Sunday, May 23, 2010

City's Food Deserts Shrinking, But Far From Gone

Gallagher's report in 2006 found 633,000 Chicagoans lived in neighborhoods without major supermarkets, limiting their access to healthier and fresher foods. Since then, Gallagher found, the city's food deserts had shrunk by 1.4 square miles, benefiting nearly 24,000 people.

Since 2006, a new grocer, Food 4 Less, moved into West Englewood, affecting 307 blocks and roughly 40,000 people, the report found. But Chatham lost a Cub Foods outlet and a Dominick's store, reducing food access for nearly 142 blocks and about 16,000 people.

However, a Food 4 Less recently opened in Chatham, Gallagher said, but it was after data had been collected for the study.
The Cub Foods that was in Chatham was replaced by a Food4Less. Of course as this article indicated that was after the date had been collected for teh study.

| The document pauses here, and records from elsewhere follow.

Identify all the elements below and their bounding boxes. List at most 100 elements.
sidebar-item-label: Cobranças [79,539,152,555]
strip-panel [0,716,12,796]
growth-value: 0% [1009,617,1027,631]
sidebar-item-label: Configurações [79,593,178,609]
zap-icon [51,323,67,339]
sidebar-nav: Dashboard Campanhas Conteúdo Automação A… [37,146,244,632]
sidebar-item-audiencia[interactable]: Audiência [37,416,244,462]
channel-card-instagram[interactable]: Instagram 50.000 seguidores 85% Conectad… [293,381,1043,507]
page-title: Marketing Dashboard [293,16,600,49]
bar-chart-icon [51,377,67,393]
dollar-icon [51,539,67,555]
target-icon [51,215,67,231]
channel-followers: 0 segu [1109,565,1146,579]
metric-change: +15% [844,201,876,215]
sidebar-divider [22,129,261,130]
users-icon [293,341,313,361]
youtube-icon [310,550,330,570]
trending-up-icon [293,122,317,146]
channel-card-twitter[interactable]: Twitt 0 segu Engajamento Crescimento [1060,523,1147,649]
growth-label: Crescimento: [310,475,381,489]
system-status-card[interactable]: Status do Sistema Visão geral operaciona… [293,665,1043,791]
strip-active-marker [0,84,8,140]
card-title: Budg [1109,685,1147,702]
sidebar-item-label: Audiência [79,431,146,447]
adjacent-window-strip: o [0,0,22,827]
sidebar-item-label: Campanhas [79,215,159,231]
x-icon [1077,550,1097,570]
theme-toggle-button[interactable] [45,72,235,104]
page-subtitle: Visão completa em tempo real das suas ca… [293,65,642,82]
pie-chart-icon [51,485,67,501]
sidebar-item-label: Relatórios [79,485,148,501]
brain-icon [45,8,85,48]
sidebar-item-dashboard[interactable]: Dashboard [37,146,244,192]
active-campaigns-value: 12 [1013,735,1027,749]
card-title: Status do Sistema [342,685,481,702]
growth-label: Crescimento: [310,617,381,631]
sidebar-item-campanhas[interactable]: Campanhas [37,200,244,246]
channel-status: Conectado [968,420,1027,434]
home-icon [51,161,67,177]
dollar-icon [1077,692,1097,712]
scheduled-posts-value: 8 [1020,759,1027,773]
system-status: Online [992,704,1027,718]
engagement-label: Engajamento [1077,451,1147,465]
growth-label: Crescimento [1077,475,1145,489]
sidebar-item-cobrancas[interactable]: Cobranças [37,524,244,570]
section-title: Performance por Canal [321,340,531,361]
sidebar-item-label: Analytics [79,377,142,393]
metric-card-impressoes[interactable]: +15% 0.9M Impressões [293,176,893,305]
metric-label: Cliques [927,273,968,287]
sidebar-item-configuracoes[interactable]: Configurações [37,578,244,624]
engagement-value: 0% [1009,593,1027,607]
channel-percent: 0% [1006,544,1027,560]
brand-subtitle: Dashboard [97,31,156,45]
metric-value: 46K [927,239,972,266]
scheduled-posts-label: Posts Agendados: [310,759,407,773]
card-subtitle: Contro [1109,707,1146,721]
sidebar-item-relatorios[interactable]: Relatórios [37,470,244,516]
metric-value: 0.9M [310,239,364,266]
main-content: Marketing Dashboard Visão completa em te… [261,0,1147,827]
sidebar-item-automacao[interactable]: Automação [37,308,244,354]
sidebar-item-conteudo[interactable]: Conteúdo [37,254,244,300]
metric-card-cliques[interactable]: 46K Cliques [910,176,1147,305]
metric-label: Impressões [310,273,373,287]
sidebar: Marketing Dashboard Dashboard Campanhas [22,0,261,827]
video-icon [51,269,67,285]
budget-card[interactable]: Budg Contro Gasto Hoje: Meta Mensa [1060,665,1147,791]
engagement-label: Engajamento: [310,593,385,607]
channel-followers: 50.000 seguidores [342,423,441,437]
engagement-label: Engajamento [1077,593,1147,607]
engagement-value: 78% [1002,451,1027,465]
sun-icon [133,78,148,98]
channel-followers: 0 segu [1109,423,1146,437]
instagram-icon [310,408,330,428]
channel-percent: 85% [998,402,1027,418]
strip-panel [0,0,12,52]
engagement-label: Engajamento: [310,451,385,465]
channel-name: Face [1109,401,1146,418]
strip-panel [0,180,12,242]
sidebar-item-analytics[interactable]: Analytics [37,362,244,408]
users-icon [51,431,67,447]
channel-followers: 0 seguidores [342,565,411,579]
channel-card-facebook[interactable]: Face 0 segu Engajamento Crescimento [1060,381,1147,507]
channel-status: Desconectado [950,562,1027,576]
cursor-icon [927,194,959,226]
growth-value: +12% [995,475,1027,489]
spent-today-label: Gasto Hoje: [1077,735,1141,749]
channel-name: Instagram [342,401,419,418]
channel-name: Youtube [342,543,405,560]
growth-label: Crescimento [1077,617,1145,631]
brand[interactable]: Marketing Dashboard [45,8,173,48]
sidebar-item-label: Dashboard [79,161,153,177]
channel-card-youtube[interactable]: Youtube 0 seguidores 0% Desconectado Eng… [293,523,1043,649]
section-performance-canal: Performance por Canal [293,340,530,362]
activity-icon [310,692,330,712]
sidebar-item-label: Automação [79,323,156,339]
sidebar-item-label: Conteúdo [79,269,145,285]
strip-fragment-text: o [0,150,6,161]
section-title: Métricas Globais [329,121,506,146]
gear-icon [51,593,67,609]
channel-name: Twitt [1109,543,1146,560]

I know the focus was largely on low-income areas, however, if you've been following the news surrounding Officer Wortham's death Chatham is considered a middle-class neighborhood. Far from being a low-income area.


  1. While I'm not a fan of Aldi's it does carry the basic items that households need and does carry a limited number of produce items. They have opened several stores that I believe this report does not consider. Also, this report does not take in account the produce markets (Pete's, 71st street) and mom and pop stores(Chatham Fooods, Food town, etc).

    Yes it is discouraging that our community had a grocery store for every 5000 households 10 years ago versus a store for every 25000 households there are still plenty of options for individuals to get fresh produce and meats at affordable prices.

  2. I wonder if they included Food Basket which likely closed during the time period of that study. That's another ma and pop store that would impact that study.